When Beard found out he had ALS, he stopped working and thought he was finished coaching. But parents would call, saying their daughters would only stick with the sport if he would still coach them.
So he continued as best as he could. As his muscles became weaker, he moved from using a cane to sitting in a golf cart on the field. This cart became a popular destination for the girls to hang out and talk about their boy problems. Beard says he was a trapped confidant.
“So I kind of became the team mom, and with a bunch of teenage girls, when you can’t go anywhere and you’re surrounded, it’s a little frustrating, because you hear stuff you don’t want to hear.”

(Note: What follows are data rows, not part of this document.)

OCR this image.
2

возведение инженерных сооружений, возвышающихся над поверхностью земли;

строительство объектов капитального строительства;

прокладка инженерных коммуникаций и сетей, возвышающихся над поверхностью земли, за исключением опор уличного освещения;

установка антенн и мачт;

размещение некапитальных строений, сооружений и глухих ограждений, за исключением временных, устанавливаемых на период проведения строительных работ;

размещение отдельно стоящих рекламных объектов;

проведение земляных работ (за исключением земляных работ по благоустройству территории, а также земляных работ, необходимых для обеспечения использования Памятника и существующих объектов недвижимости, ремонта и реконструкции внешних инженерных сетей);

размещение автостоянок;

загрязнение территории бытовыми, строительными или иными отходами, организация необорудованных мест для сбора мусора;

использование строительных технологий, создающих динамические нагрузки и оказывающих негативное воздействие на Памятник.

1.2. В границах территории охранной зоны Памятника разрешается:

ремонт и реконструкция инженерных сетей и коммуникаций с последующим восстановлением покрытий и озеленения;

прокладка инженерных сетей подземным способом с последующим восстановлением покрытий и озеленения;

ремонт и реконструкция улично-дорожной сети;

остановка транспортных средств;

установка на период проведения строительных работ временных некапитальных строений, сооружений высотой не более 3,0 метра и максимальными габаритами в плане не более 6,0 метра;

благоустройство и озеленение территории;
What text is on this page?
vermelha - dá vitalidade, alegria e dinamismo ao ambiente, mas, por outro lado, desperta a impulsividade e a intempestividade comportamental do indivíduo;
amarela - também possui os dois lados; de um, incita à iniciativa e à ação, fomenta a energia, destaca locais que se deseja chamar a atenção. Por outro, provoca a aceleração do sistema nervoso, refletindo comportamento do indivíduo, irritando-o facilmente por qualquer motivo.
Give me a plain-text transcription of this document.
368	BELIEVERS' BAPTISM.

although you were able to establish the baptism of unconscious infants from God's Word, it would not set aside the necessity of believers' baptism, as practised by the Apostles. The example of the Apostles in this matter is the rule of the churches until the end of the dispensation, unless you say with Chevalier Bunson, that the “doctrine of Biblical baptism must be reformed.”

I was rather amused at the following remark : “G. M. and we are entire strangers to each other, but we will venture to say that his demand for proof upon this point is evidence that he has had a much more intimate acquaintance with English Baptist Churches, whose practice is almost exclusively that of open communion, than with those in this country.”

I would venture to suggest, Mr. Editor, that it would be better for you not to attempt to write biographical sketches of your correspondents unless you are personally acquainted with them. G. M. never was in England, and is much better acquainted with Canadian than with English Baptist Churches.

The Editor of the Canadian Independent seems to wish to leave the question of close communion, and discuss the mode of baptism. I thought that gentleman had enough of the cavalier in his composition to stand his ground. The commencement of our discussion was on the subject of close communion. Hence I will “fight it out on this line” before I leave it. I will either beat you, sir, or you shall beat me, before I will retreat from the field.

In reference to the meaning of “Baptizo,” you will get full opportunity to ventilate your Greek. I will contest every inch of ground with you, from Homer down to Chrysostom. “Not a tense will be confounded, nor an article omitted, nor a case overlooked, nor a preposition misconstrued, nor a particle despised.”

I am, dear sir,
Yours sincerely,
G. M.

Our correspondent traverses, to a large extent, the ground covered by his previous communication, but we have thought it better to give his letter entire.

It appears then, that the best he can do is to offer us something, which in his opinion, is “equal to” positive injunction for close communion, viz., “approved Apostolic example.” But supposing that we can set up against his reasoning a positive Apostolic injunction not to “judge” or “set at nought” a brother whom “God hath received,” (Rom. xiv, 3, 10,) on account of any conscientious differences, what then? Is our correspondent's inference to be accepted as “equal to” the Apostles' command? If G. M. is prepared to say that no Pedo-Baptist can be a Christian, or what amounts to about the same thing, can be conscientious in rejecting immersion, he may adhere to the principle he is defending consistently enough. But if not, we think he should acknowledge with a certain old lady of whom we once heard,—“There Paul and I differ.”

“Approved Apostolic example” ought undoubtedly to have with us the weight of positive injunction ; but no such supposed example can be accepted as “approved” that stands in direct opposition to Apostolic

So there he was, coaching a game he didn’t really like, having to listen to all this high school girl drama, and knowing that these were hours of a shortening life that he was not sharing with his family.
Then these lacrosse girls pushed even closer. They made a big deal about his ALS, and they would even show up at his house during the off-season, and watch his TV.
You might expect some frustration. But for Beard, this became his salvation.
Through all this, he did have one choice: whether he was going to share his journey of ALS. No one would fault him for keeping the pain and embarrassment of his condition to just his family. People would understand the desire to face your own mortality in private. But Beard chose to share his journey. He let the girls get close and help carry the load.
He doesn’t fully understand why he means so much to these girls, but being needed helps him get up each day. Changing his attitude is one of the few things Beard can still do. He references a quote from Jeremy Williams, another Georgia high school coach suffering from ALS.
“He said everybody has difficulties, and it’s like the wind. You can’t control the wind but you can adjust your sails, and I actually told the girls that, and this being able to come out here with them, it’s like that’s what I do to adjust my sails, because they give me something to get up and look forward to.”
A year ago, the McIntosh Girls Lacrosse team got to the state championship finals, and lost. At the end of this season, they were back in the championship match, ready to finally win it for Beard.
They lost again. Both times the team was feeling dejected, until Beard broke the silence. Amanda remembers it clearly:
“He was the first one after the game to come up to us and be, like, it’s not the end of the world, that’s not what it was about. It’s about the journey that we’ve been on together and the experiences that we’ve shared together.”
He also sarcastically added that because they lost, he now has to come out for yet another season. With that, the team knew they had really won.